Предстоявшие же церковные процессы были внутренние, прогрессивную Европу не интересовали, и можно было провернуть их без кодекса.

Мы уже видели, что отделение Церкви от государства понималось государством так, что сами храмы и всё, что в них навешано, наставлено и нарисовано, отходит к государству, а Церкви остаётся лишь та церковь, что в рёбрах, согласно Священному Писанию. И в 1918 году, когда политическая победа казалась уже одержанной, быстрее и легче, чем ожидалось, приступили к церковным конфискациям. Однако этот наскок вызвал слишком большое народное возмущение. В разгоравшуюся Гражданскую войну неразумно было создавать ещё внутренний фронт против верующих. Пришлось диалог коммунистов и христиан пока отложить.

В конце же Гражданской войны, как её естественное последствие, разразился небывалый голод в Поволжьи. Так как он не очень украшает венец победителей в этой войне, то о нём и буркают у нас не более как по две строки. А голод этот был – до людоедства, до поедания родителями собственных детей – такой голод, какого не знала Русь и в Смутное Время (ибо тогда, свидетельствуют летописцы, выстаивали по нескольку лет под снегом и льдом неразделанные хлебные зароды). Один фильм об этом голоде, может быть, переосветил бы всё, что мы видели, и всё, что мы знаем о Революции и Гражданской войне. Но нет ни фильмов, ни романов, ни статистических исследований – это стараются забыть, это не красит. К тому ж и причину всякого голода мы привыкли сталкивать на кулаков, – а среди всеобщей смерти кто ж были кулаки? В. Г. Короленко в «Письмах к Луначарскому»[105] (вопреки обещанию последнего, никогда у нас не изданных) объясняет нам повальное выголаживание и обнищание страны: это – от падения всякой производительности (трудовые руки заняты оружием) и от падения крестьянского доверия и надежды хоть малую долю урожая оставить себе. Да когда-нибудь кто-нибудь подсчитает и те многомесячные многовагонные продовольственные поставки по Брестскому миру – из России, лишившейся языка протеста, и даже из областей будущего голода – в кайзеровскую Германию, довоёвывающую на Западе.

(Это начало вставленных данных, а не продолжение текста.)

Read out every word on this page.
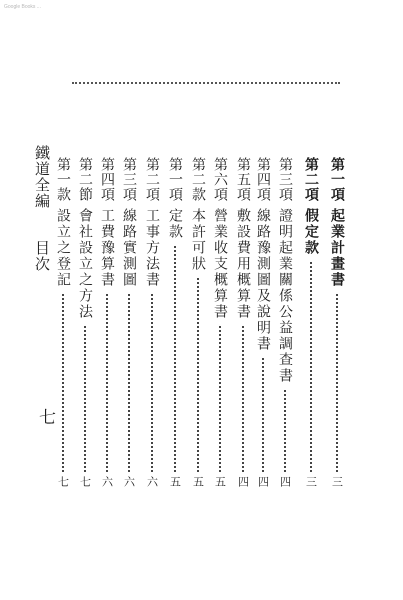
Google Books ...
第一項
起業計畫書
三
第二項
假定款
三
第三項
證明起業關係公益調查書
四
第四項
線路豫測圖及說明書
四
第五項
敷設費用概算書
四
第六項
營業收支概算書
五
第二款
本許可狀
五
第一項
定款
五
第二項
工事方法書
六
第三項
線路實測圖
六
第四項
工費豫算書
六
第二節
會社設立之方法
七
第一款
設立之登記
七
鐵道全編
目次
七
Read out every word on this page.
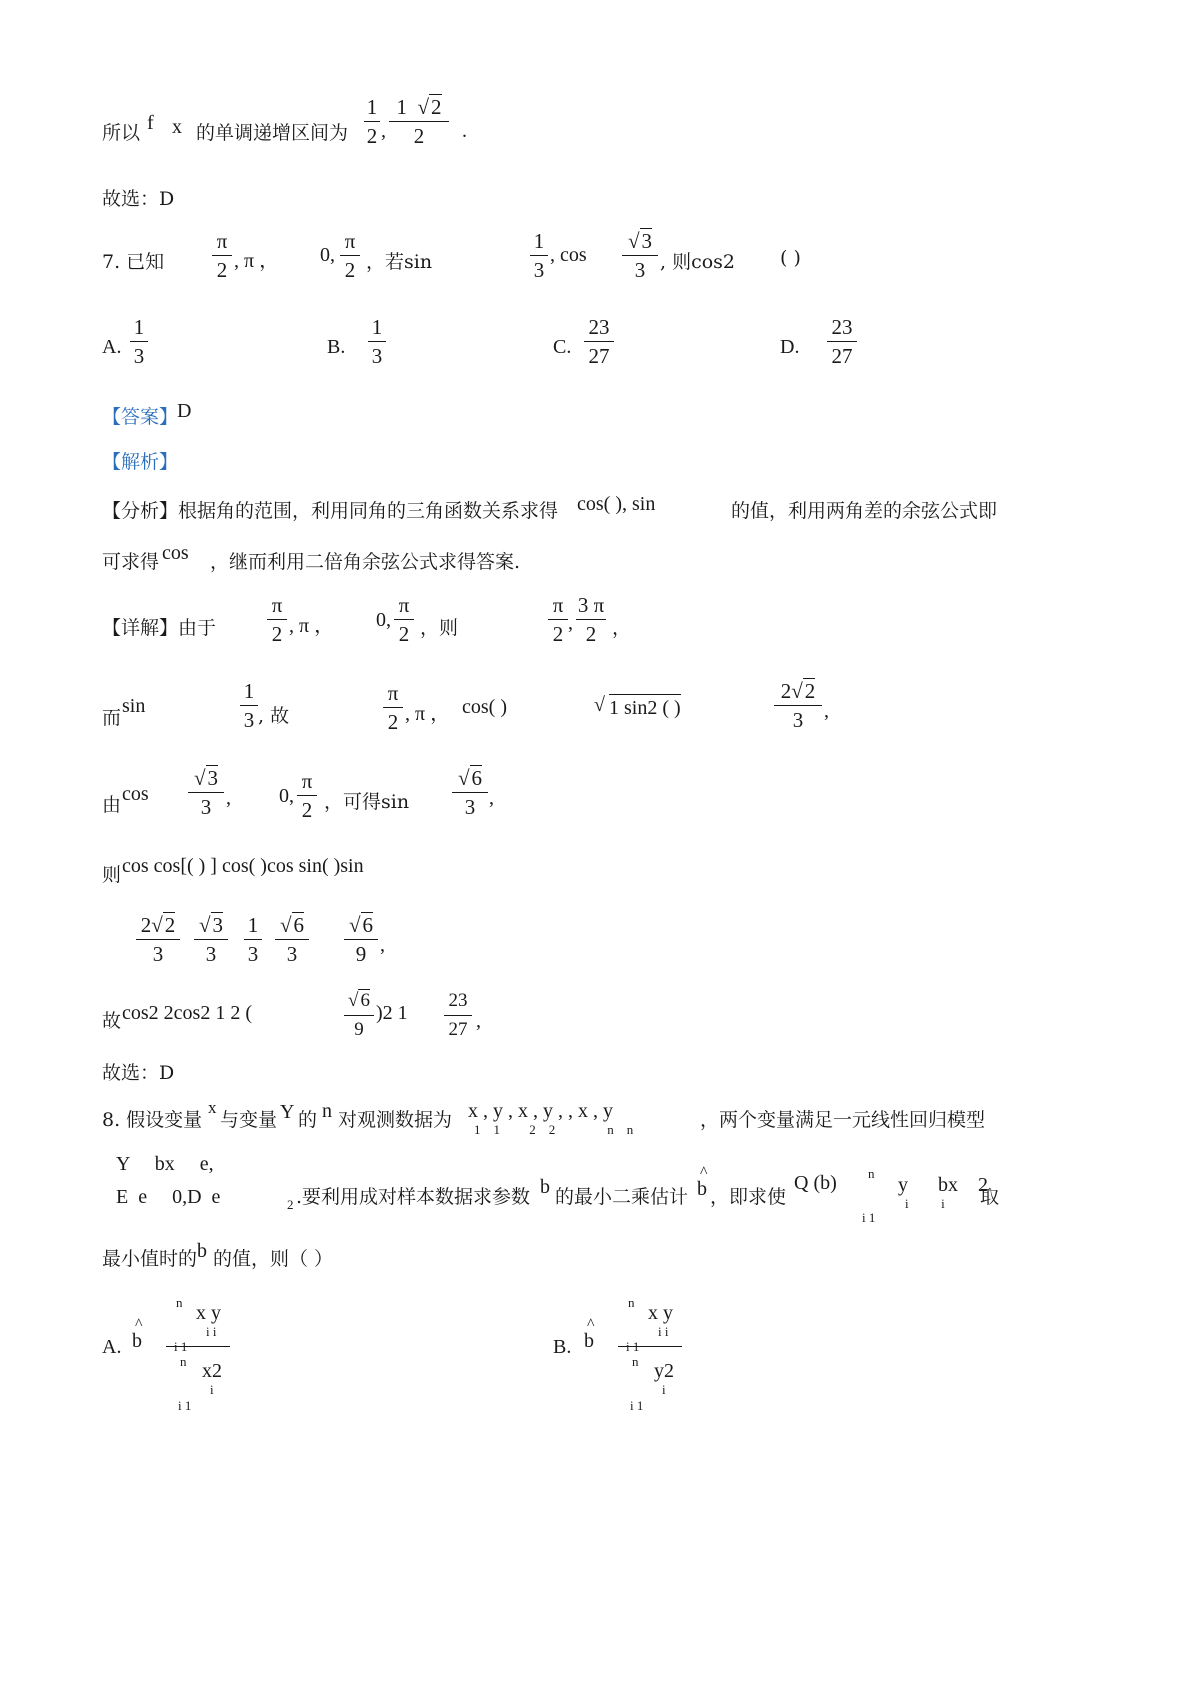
所以 f x 的单调递增区间为
1
2 ,
1  √2
2	.
故选：D
7. 已知
π
2 , π ， 0,
π
2 ，若sin
1
3
, cos
√3
3 , 则cos2 ( )
A.
1
3	B.
1
3	C.
23
27	D.
23
27
【答案】
D
【解析】
【分析】 根据角的范围，利用同角的三角函数关系求得 cos( ), sin	的值，利用两角差的余弦公式即
可求得 cos ，继而利用二倍角余弦公式求得答案.
【详解】 由于
π
2 , π ， 0,
π
2 ，则
π
2 ,
3 π
2 ，
而
sin
1
3 , 故
π
2 , π ， cos( )	√ 1 sin2 ( )
2√2
3	,
由 cos
√3
3 , 0,
π
2 ，可得sin
√6
3 ,
则 cos cos[( ) ] cos( )cos sin( )sin
2√2
3
√3
3
1
3
√6
3
√6
9 ,
故 cos2 2cos2 1 2 (
√ 6
9
)2 1
23
27 ,
故选：D
8. 假设变量
x
与变量 Y 的 n 对观测数据为 x , y , x , y , , x , y
1    1         2    2                n    n	，两个变量满足一元线性回归模型
Y     bx     e,
E  e     0,D  e	2 .要利用成对样本数据求参数 b 的最小二乘估计 ^ b ，即求使
Q (b) n
y      bx    2
i          i
i 1
取
最小值时的 b 的值，则（ ）
A. ^ b
n x y
i i
i 1
n x2
i
i 1
B. ^ b
n x y
i i
i 1
n y2
i
i 1
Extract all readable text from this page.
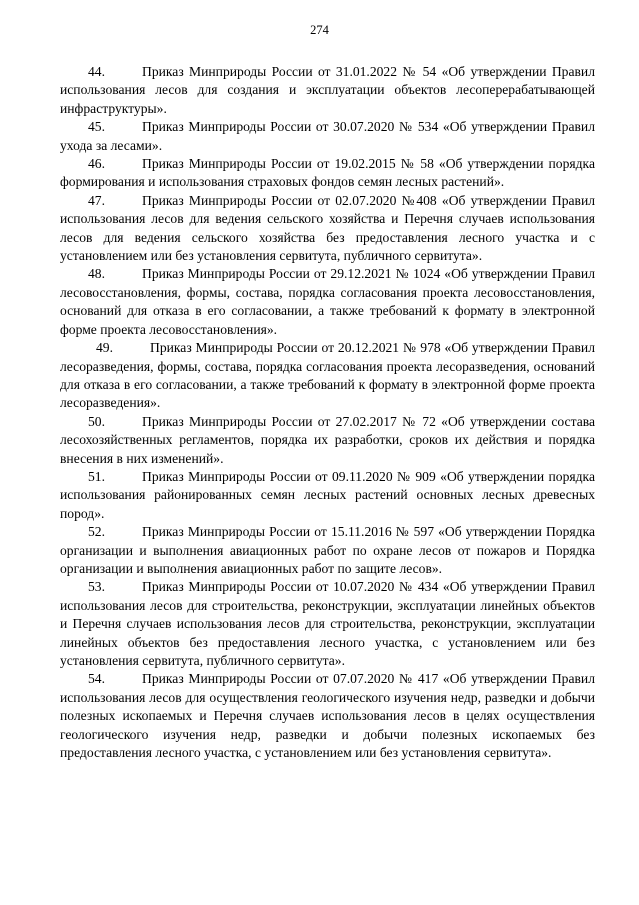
274

44.	Приказ Минприроды России от 31.01.2022 № 54 «Об утверждении Правил использования лесов для создания и эксплуатации объектов лесоперерабатывающей инфраструктуры».

45.	Приказ Минприроды России от 30.07.2020 № 534 «Об утверждении Правил ухода за лесами».

46.	Приказ Минприроды России от 19.02.2015 № 58 «Об утверждении порядка формирования и использования страховых фондов семян лесных растений».

47.	Приказ Минприроды России от 02.07.2020 №408 «Об утверждении Правил использования лесов для ведения сельского хозяйства и Перечня случаев использования лесов для ведения сельского хозяйства без предоставления лесного участка и с установлением или без установления сервитута, публичного сервитута».

48.	Приказ Минприроды России от 29.12.2021 № 1024 «Об утверждении Правил лесовосстановления, формы, состава, порядка согласования проекта лесовосстановления, оснований для отказа в его согласовании, а также требований к формату в электронной форме проекта лесовосстановления».

49.	Приказ Минприроды России от 20.12.2021 № 978 «Об утверждении Правил лесоразведения, формы, состава, порядка согласования проекта лесоразведения, оснований для отказа в его согласовании, а также требований к формату в электронной форме проекта лесоразведения».

50.	Приказ Минприроды России от 27.02.2017 № 72 «Об утверждении состава лесохозяйственных регламентов, порядка их разработки, сроков их действия и порядка внесения в них изменений».

51.	Приказ Минприроды России от 09.11.2020 № 909 «Об утверждении порядка использования районированных семян лесных растений основных лесных древесных пород».

52.	Приказ Минприроды России от 15.11.2016 № 597 «Об утверждении Порядка организации и выполнения авиационных работ по охране лесов от пожаров и Порядка организации и выполнения авиационных работ по защите лесов».

53.	Приказ Минприроды России от 10.07.2020 № 434 «Об утверждении Правил использования лесов для строительства, реконструкции, эксплуатации линейных объектов и Перечня случаев использования лесов для строительства, реконструкции, эксплуатации линейных объектов без предоставления лесного участка, с установлением или без установления сервитута, публичного сервитута».

54.	Приказ Минприроды России от 07.07.2020 № 417 «Об утверждении Правил использования лесов для осуществления геологического изучения недр, разведки и добычи полезных ископаемых и Перечня случаев использования лесов в целях осуществления геологического изучения недр, разведки и добычи полезных ископаемых без предоставления лесного участка, с установлением или без установления сервитута».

Прямая и короткая причинная цепочка: потому поволжане ели своих детей, что большевики захватили силою власть и вызвали Гражданскую войну.

Но гениальность политика в том, чтоб извлечь успех и из народной беды. Это озарением приходит – ведь три шара ложатся в лузы одним ударом: пусть попы и накормят теперь Поволжье! ведь они – христиане, они – добренькие!

1) Откажут – и весь голод переложим на них, и церковь разгромим;

2) согласятся – выметем храмы;

3) и во всех случаях пополним валютный запас.

Да вероятно, догадка была навеяна действиями самой Церкви. Как показывает патриарх Тихон, ещё в августе 1921, в начале голода, Церковь создала епархиальные и всероссийские комитеты для помощи голодающим, начали сбор денег. Но допустить прямую помощь от Церкви и голодающему в рот значило подорвать диктатуру пролетариата. Комитеты запретили, а деньги отобрали в казну. Патриарх обращался за помощью и к Папе Римскому, и к архиепископу Кентерберийскому – но и тут оборвали его, разъяснив, что вести переговоры с иностранцами уполномочена только советская власть. Да и не из чего раздувать тревогу: писали газеты, что власть имеет все средства справиться с голодом и сама.

[105] Париж: Задруга, 1922 и Самиздат, 1967. (В СССР «Письма к Луначарскому» напечатаны впервые в «Новом мире», 1988, № 10. – Примеч. ред.)